His brothers, older, taking their father's lead, taking turns beating him until he cried, and beating him more for crying. His mother finding him, soothing. Soft—a whispered Song this time. That one kept secret, but not forever. More beatings, none of which he could stop. Too weak. His father saying it was her fault; the fault of her blood in him.
He loved his father. Wanted to make him proud. So, one day, he’d agreed, and he hadn’t seen his mother much after that. He trained, took after his brothers. Learned to take the beatings and then to give them. Took his heart and made it hard. There was no place for softness in Hand’s Keep.
His brothers, always better, always had his father’s praise. They had needed to die. A simple task. He hadn’t known, really, until he’d done it. Hadn’t even known it was singing. So easy to take a breath, send it out with sound, and see the power shimmer. Aim that out in turn to stab, to flay, to rip skin from flesh and flesh from bone.
His father then, mourning the death of the two he’d loved more than he’d ever loved Burhan. But he was true. Hard. He showed him. So easy again: take a breath. Find the right tone. Let it out. Sever his father’s head fro
m his neck with a single note. Watch the blood flow.
And his mother had seen. He wished she hadn’t seen, hadn’t known; she couldn’t know. But she had, and had tried to sing to stop him. And so another breath, another note—one that had torn her tongue from her mouth.
No. Not him. That wasn’t him. The Song had done that. Had done all of it. It was evil—made him do evil, vile things. And it came from her, she had sung it first. Given it to him, like a disease.
So he had sent her here, to be taken by the sea. To be forgotten. Like the Song in her—in him. He cast it out and invited the Luminaries in, to pray over him, and raised them up as he ruled Hand’s Keep. They would silence the Song. Quench even the shortest note. Any hint of a melody and the bearers would be tortured. Killed. And he would remain pure. Strong. No Song in him. Never had been. And he would have many sons and they would also be strong, silent, pure. No Song in them either.

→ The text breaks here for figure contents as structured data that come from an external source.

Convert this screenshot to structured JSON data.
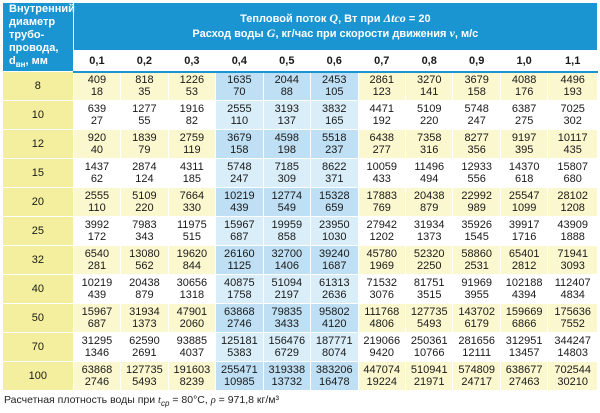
{
  "header": {
    "left_title": "Внутренний диаметр трубо-провода, d",
    "left_sub": "вн",
    "left_unit": ", мм",
    "top_line1_a": "Тепловой поток ",
    "top_line1_q": "Q",
    "top_line1_b": ", Вт при ",
    "top_line1_dt": "Δtco",
    "top_line1_c": " = 20",
    "top_line2_a": "Расход воды ",
    "top_line2_g": "G",
    "top_line2_b": ", кг/час при скорости движения ",
    "top_line2_v": "v",
    "top_line2_c": ", м/с"
  },
  "speeds": [
    "0,1",
    "0,2",
    "0,3",
    "0,4",
    "0,5",
    "0,6",
    "0,7",
    "0,8",
    "0,9",
    "1,0",
    "1,1"
  ],
  "highlight_cols": [
    3,
    4,
    5
  ],
  "rows": [
    {
      "d": "8",
      "q": [
        "409",
        "818",
        "1226",
        "1635",
        "2044",
        "2453",
        "2861",
        "3270",
        "3679",
        "4088",
        "4496"
      ],
      "g": [
        "18",
        "35",
        "53",
        "70",
        "88",
        "105",
        "123",
        "141",
        "158",
        "176",
        "193"
      ]
    },
    {
      "d": "10",
      "q": [
        "639",
        "1277",
        "1916",
        "2555",
        "3193",
        "3832",
        "4471",
        "5109",
        "5748",
        "6387",
        "7025"
      ],
      "g": [
        "27",
        "55",
        "82",
        "110",
        "137",
        "165",
        "192",
        "220",
        "247",
        "275",
        "302"
      ]
    },
    {
      "d": "12",
      "q": [
        "920",
        "1839",
        "2759",
        "3679",
        "4598",
        "5518",
        "6438",
        "7358",
        "8277",
        "9197",
        "10117"
      ],
      "g": [
        "40",
        "79",
        "119",
        "158",
        "198",
        "237",
        "277",
        "316",
        "356",
        "395",
        "435"
      ]
    },
    {
      "d": "15",
      "q": [
        "1437",
        "2874",
        "4311",
        "5748",
        "7185",
        "8622",
        "10059",
        "11496",
        "12933",
        "14370",
        "15807"
      ],
      "g": [
        "62",
        "124",
        "185",
        "247",
        "309",
        "371",
        "433",
        "494",
        "556",
        "618",
        "680"
      ]
    },
    {
      "d": "20",
      "q": [
        "2555",
        "5109",
        "7664",
        "10219",
        "12774",
        "15328",
        "17883",
        "20438",
        "22992",
        "25547",
        "28102"
      ],
      "g": [
        "110",
        "220",
        "330",
        "439",
        "549",
        "659",
        "769",
        "879",
        "989",
        "1099",
        "1208"
      ]
    },
    {
      "d": "25",
      "q": [
        "3992",
        "7983",
        "11975",
        "15967",
        "19959",
        "23950",
        "27942",
        "31934",
        "35926",
        "39917",
        "43909"
      ],
      "g": [
        "172",
        "343",
        "515",
        "687",
        "858",
        "1030",
        "1202",
        "1373",
        "1545",
        "1716",
        "1888"
      ]
    },
    {
      "d": "32",
      "q": [
        "6540",
        "13080",
        "19620",
        "26160",
        "32700",
        "39240",
        "45780",
        "52320",
        "58860",
        "65401",
        "71941"
      ],
      "g": [
        "281",
        "562",
        "844",
        "1125",
        "1406",
        "1687",
        "1969",
        "2250",
        "2531",
        "2812",
        "3093"
      ]
    },
    {
      "d": "40",
      "q": [
        "10219",
        "20438",
        "30656",
        "40875",
        "51094",
        "61313",
        "71532",
        "81751",
        "91969",
        "102188",
        "112407"
      ],
      "g": [
        "439",
        "879",
        "1318",
        "1758",
        "2197",
        "2636",
        "3076",
        "3515",
        "3955",
        "4394",
        "4834"
      ]
    },
    {
      "d": "50",
      "q": [
        "15967",
        "31934",
        "47901",
        "63868",
        "79835",
        "95802",
        "111768",
        "127735",
        "143702",
        "159669",
        "175636"
      ],
      "g": [
        "687",
        "1373",
        "2060",
        "2746",
        "3433",
        "4120",
        "4806",
        "5493",
        "6179",
        "6866",
        "7552"
      ]
    },
    {
      "d": "70",
      "q": [
        "31295",
        "62590",
        "93885",
        "125181",
        "156476",
        "187771",
        "219066",
        "250361",
        "281656",
        "312951",
        "344247"
      ],
      "g": [
        "1346",
        "2691",
        "4037",
        "5383",
        "6729",
        "8074",
        "9420",
        "10766",
        "12111",
        "13457",
        "14803"
      ]
    },
    {
      "d": "100",
      "q": [
        "63868",
        "127735",
        "191603",
        "255471",
        "319338",
        "383206",
        "447074",
        "510941",
        "574809",
        "638677",
        "702544"
      ],
      "g": [
        "2746",
        "5493",
        "8239",
        "10985",
        "13732",
        "16478",
        "19224",
        "21971",
        "24717",
        "27463",
        "30210"
      ]
    }
  ],
  "note": {
    "a": "Расчетная плотность воды при ",
    "t": "t",
    "t_sub": "ср",
    "b": " = 80°С, ",
    "rho": "ρ",
    "c": " = 971,8 кг/м³"
  },
  "colors": {
    "header_blue": "#1b94d2",
    "diameter_yellow": "#f4ef9e",
    "row_yellow": "#fbf8cf",
    "highlight_blue": "#bfe0f4"
  }
}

But then Eliina…and the babe. No. No!
Distant thunder roared past the somniferous sound all around, and he clenched his fists, focusing on that. Familiar and fierce. Yes. Pounding, like his heart. The sea. The dungeons. Eliina. The babe. He gasped awake—he could not see, the torch was gone—but he reached out, grasped the bundle of wool in his fist, and ripped the babe out of Eliina’s grasp. Raising his hand over his head, he flung it hard across the cell.
“Abomination!”
The Song was silenced as the babe gave a single wail—and Eliina screamed, turning toward the child as it hit the wall and fell lifeless into the water; water which was now rushing swiftly out of the door, across the floor and toward the sea.
With a roar, Burhan leapt upon his wife, crushing her down into the darkness, to the floor of the cell, beneath the water. She thrashed and flailed in his grasp, but he did not let go. He would not. Could not.
It was over in moments.
He stood then, breathing hard and soaking wet, blinking in utter blackness, and listening. But he heard nothing. No Song. Nothing but the roar of the sea without and the water within, rushing, wave upon wave, reaching—taking first the babe, and then his wife, out across the floor and further away.